The PCM monitors the A/C compressor discharge (high side) pressure through the air conditioning pressure transducer. Depending on engine coolant temperature and A/C system high side pressure, both fans operate at either low or high speed.

TACHOMETER - PCM OUTPUT
Refer to the Instrument panel System for more information.
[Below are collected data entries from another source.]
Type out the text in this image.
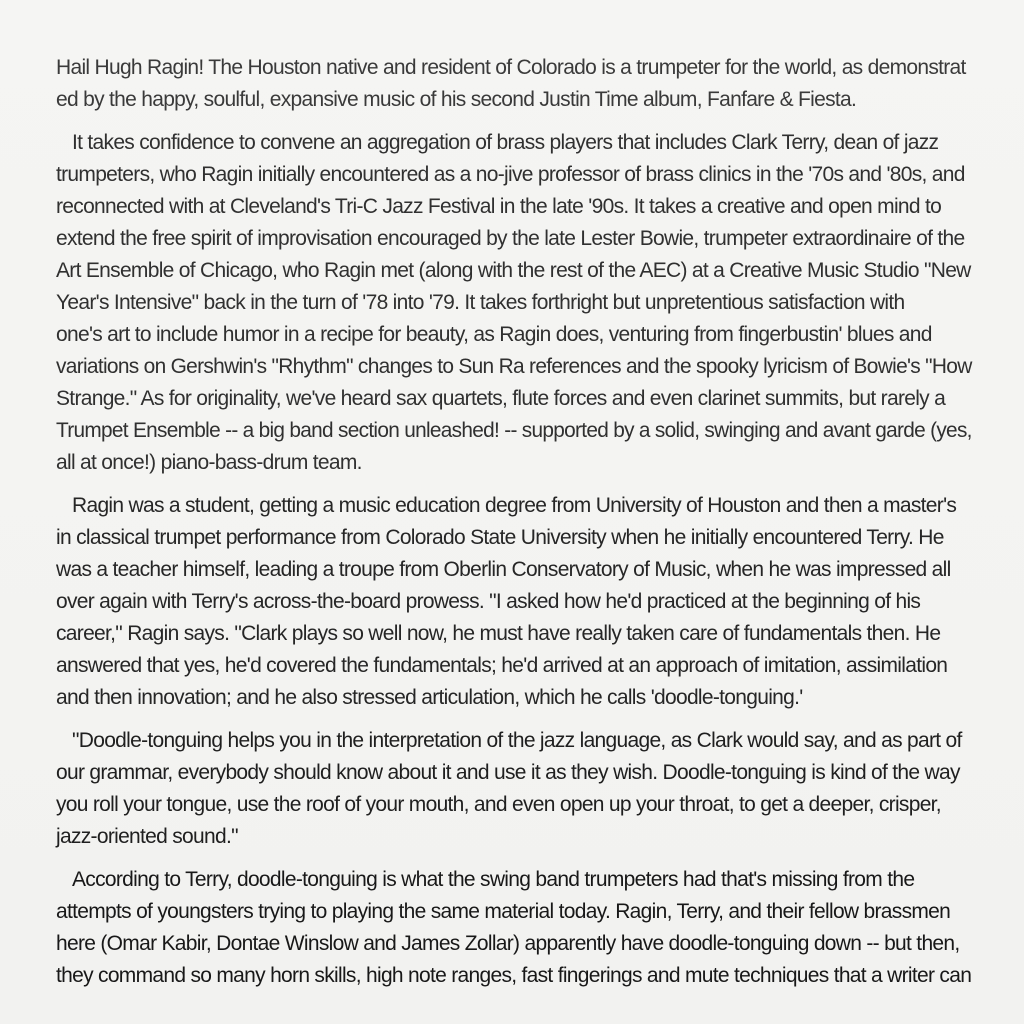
Hail Hugh Ragin! The Houston native and resident of Colorado is a trumpeter for the world, as demonstrat
ed by the happy, soulful, expansive music of his second Justin Time album, Fanfare & Fiesta.
It takes confidence to convene an aggregation of brass players that includes Clark Terry, dean of jazz
trumpeters, who Ragin initially encountered as a no-jive professor of brass clinics in the '70s and '80s, and
reconnected with at Cleveland's Tri-C Jazz Festival in the late '90s. It takes a creative and open mind to
extend the free spirit of improvisation encouraged by the late Lester Bowie, trumpeter extraordinaire of the
Art Ensemble of Chicago, who Ragin met (along with the rest of the AEC) at a Creative Music Studio "New
Year's Intensive" back in the turn of '78 into '79. It takes forthright but unpretentious satisfaction with
one's art to include humor in a recipe for beauty, as Ragin does, venturing from fingerbustin' blues and
variations on Gershwin's "Rhythm" changes to Sun Ra references and the spooky lyricism of Bowie's "How
Strange." As for originality, we've heard sax quartets, flute forces and even clarinet summits, but rarely a
Trumpet Ensemble -- a big band section unleashed! -- supported by a solid, swinging and avant garde (yes,
all at once!) piano-bass-drum team.
Ragin was a student, getting a music education degree from University of Houston and then a master's
in classical trumpet performance from Colorado State University when he initially encountered Terry. He
was a teacher himself, leading a troupe from Oberlin Conservatory of Music, when he was impressed all
over again with Terry's across-the-board prowess. "I asked how he'd practiced at the beginning of his
career," Ragin says. "Clark plays so well now, he must have really taken care of fundamentals then. He
answered that yes, he'd covered the fundamentals; he'd arrived at an approach of imitation, assimilation
and then innovation; and he also stressed articulation, which he calls 'doodle-tonguing.'
"Doodle-tonguing helps you in the interpretation of the jazz language, as Clark would say, and as part of
our grammar, everybody should know about it and use it as they wish. Doodle-tonguing is kind of the way
you roll your tongue, use the roof of your mouth, and even open up your throat, to get a deeper, crisper,
jazz-oriented sound."
According to Terry, doodle-tonguing is what the swing band trumpeters had that's missing from the
attempts of youngsters trying to playing the same material today. Ragin, Terry, and their fellow brassmen
here (Omar Kabir, Dontae Winslow and James Zollar) apparently have doodle-tonguing down -- but then,
they command so many horn skills, high note ranges, fast fingerings and mute techniques that a writer can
The tachometer receives its information across the CCD Bus from the Body Control Module (BCM). Information on engine RPM is transmitted from the Powertrain Control Module (PCM) across the CCD Bus to the BCM. The BCM calculates the position of the tachometer pointer based on the input from the PCM and adjusts the position of the gauge pointer to the necessary position. This signal is sent over the CCD Bus to the instrument cluster.

5 VOLT SUPPLY - PCM OUTPUT
The PCM supplies 5 volts to the following sensors:
- A/C pressure transducer
- Engine coolant temperature sensor
- Manifold absolute pressure sensor
- Throttle position sensor
- Linear EGR solenoid

8-VOLT SUPPLY - PCM OUTPUT
The PCM supplies 8 volts to the crankshaft position sensor, camshaft position sensor.

THROTTLE BODY

Fig.19 Throttle Body:

The throttle body mounts to the intake manifold. The throttle position sensor and idle air control motor attach to the throttle body.

At above idle conditions, air flow through the throttle body is controlled by a cable operated throttle blade. During closed throttle idle conditions, the idle air control motor controls air flow. Refer to Idle Air Control Motor.